How this plays out with digital technology will vary enormously by industry. First, the regulatory regime around selling things is mostly lighter than for making things. For example, people are allowed to buy bitcoin (demand side), but regulations have prevented it from being integrated into the banking system (supply side).
Second, there is a lot of legitimate nervousness around AI safety, so we can expect tougher scrutiny of the Big Tech companies in the years ahead than we saw during the previous round of the digital revolution. There is also a political dimension at play, with Europe likely taking a tougher line than the U.S. on oversight and governance.

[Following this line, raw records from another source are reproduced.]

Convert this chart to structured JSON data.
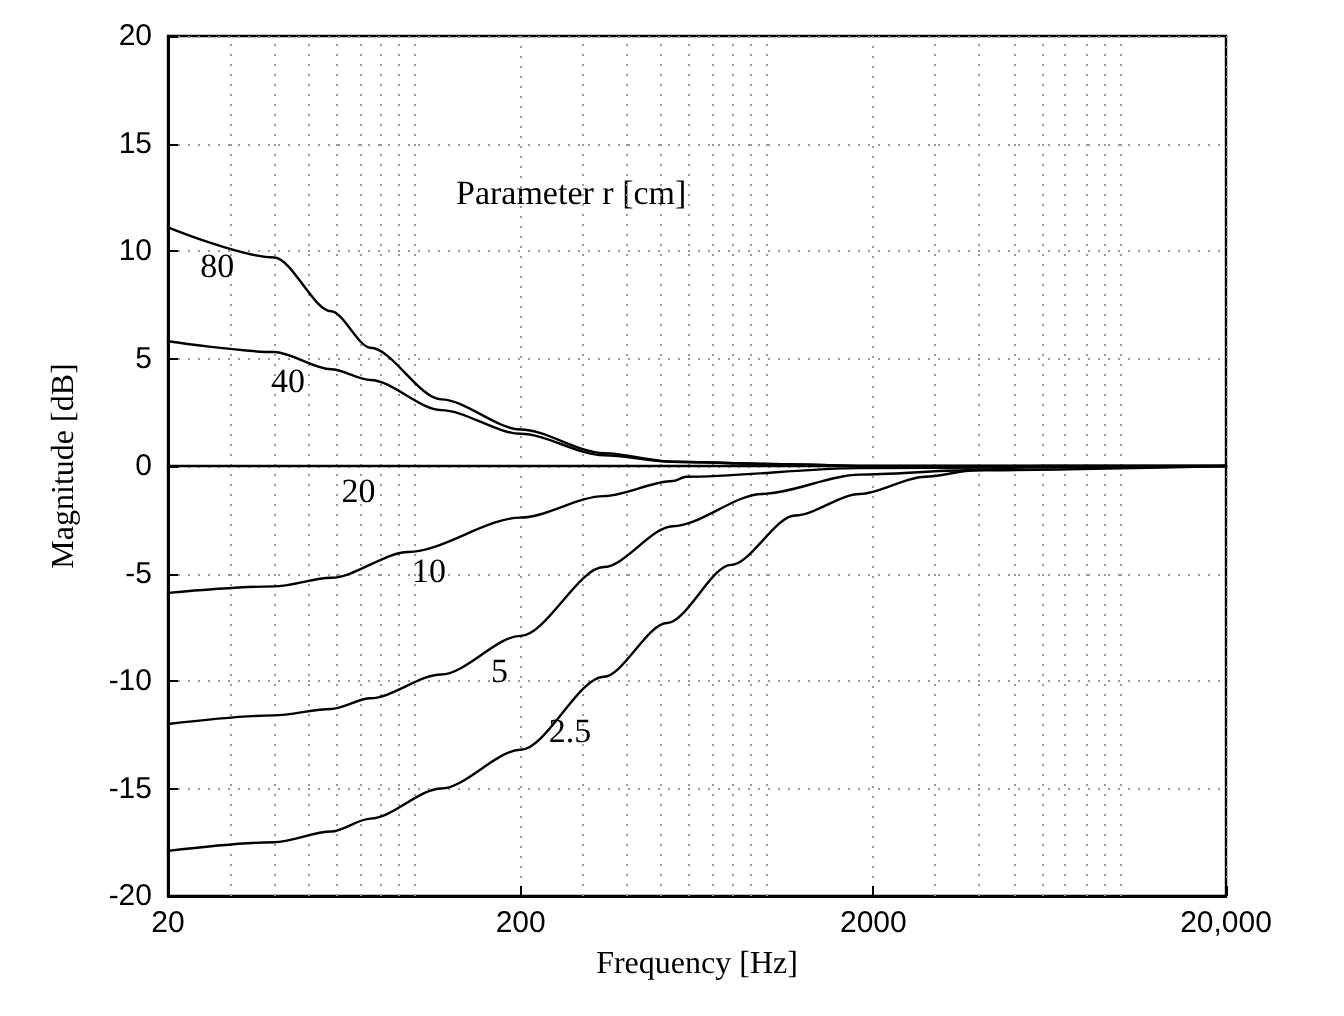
{
  "chart_data": {
    "type": "line",
    "xlabel": "Frequency [Hz]",
    "ylabel": "Magnitude [dB]",
    "log": "x",
    "xlim": [
      20,
      20000
    ],
    "xticks": [
      20,
      200,
      2000,
      {
        "value": 20000,
        "label": "20,000"
      }
    ],
    "ylim": [
      -20,
      20
    ],
    "yticks": [
      -20,
      -15,
      -10,
      -5,
      0,
      5,
      10,
      15,
      20
    ],
    "grid": true,
    "marker": "none",
    "line_style": "solid",
    "series": [
      {
        "name": "80",
        "color": "#000000",
        "x": [
          20,
          40,
          58,
          75,
          119,
          200,
          344,
          540,
          1000,
          2000,
          20000
        ],
        "values": [
          11.1,
          9.7,
          7.2,
          5.5,
          3.1,
          1.7,
          0.6,
          0.2,
          0.1,
          0,
          0
        ]
      },
      {
        "name": "40",
        "color": "#000000",
        "x": [
          20,
          40,
          58,
          75,
          119,
          200,
          344,
          540,
          1000,
          2000,
          20000
        ],
        "values": [
          5.8,
          5.3,
          4.5,
          4.0,
          2.6,
          1.5,
          0.5,
          0.2,
          0.1,
          0,
          0
        ]
      },
      {
        "name": "20",
        "color": "#000000",
        "x": [
          20,
          20000
        ],
        "values": [
          0,
          0
        ]
      },
      {
        "name": "10",
        "color": "#000000",
        "x": [
          20,
          40,
          58,
          96,
          200,
          344,
          540,
          590,
          1830,
          20000
        ],
        "values": [
          -5.9,
          -5.6,
          -5.2,
          -4.0,
          -2.4,
          -1.4,
          -0.7,
          -0.5,
          -0.1,
          0
        ]
      },
      {
        "name": "5",
        "color": "#000000",
        "x": [
          20,
          40,
          58,
          75,
          119,
          200,
          344,
          540,
          968,
          1830,
          3700,
          20000
        ],
        "values": [
          -12.0,
          -11.6,
          -11.3,
          -10.8,
          -9.7,
          -7.9,
          -4.7,
          -2.8,
          -1.3,
          -0.4,
          -0.2,
          0
        ]
      },
      {
        "name": "2.5",
        "color": "#000000",
        "x": [
          20,
          40,
          58,
          75,
          119,
          200,
          344,
          520,
          790,
          1200,
          1830,
          2800,
          3900,
          6000,
          20000
        ],
        "values": [
          -17.9,
          -17.5,
          -17.0,
          -16.4,
          -15.0,
          -13.2,
          -9.8,
          -7.3,
          -4.6,
          -2.3,
          -1.3,
          -0.5,
          -0.2,
          0,
          0
        ]
      }
    ],
    "annotations": [
      "Parameter r [cm]"
    ]
  }
}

The answer to the question of how regulations will affect the growth of AI will change as policy evolves. Even if policies are widely predicted to be established, policy is ultimately unpredictable and can shift along with political winds. For businesses, it’s critical to pay close attention to current policy developments.
Making sense of technological change is one of the biggest challenges executives must confront. It’s human nature to envision the worst-case scenario when a threat comes along, but we know from research that a balanced perspective is best. Good judgment involves stepping back, recalling lessons from history, and applying concepts from academic research.
Executives engaged in the process of reflecting and making decisions will always have specific circumstances to consider that make their challenge unique. Considering the questions I’ve shared will result in a more structured perspective on how AI might disrupt your business and what to do about it.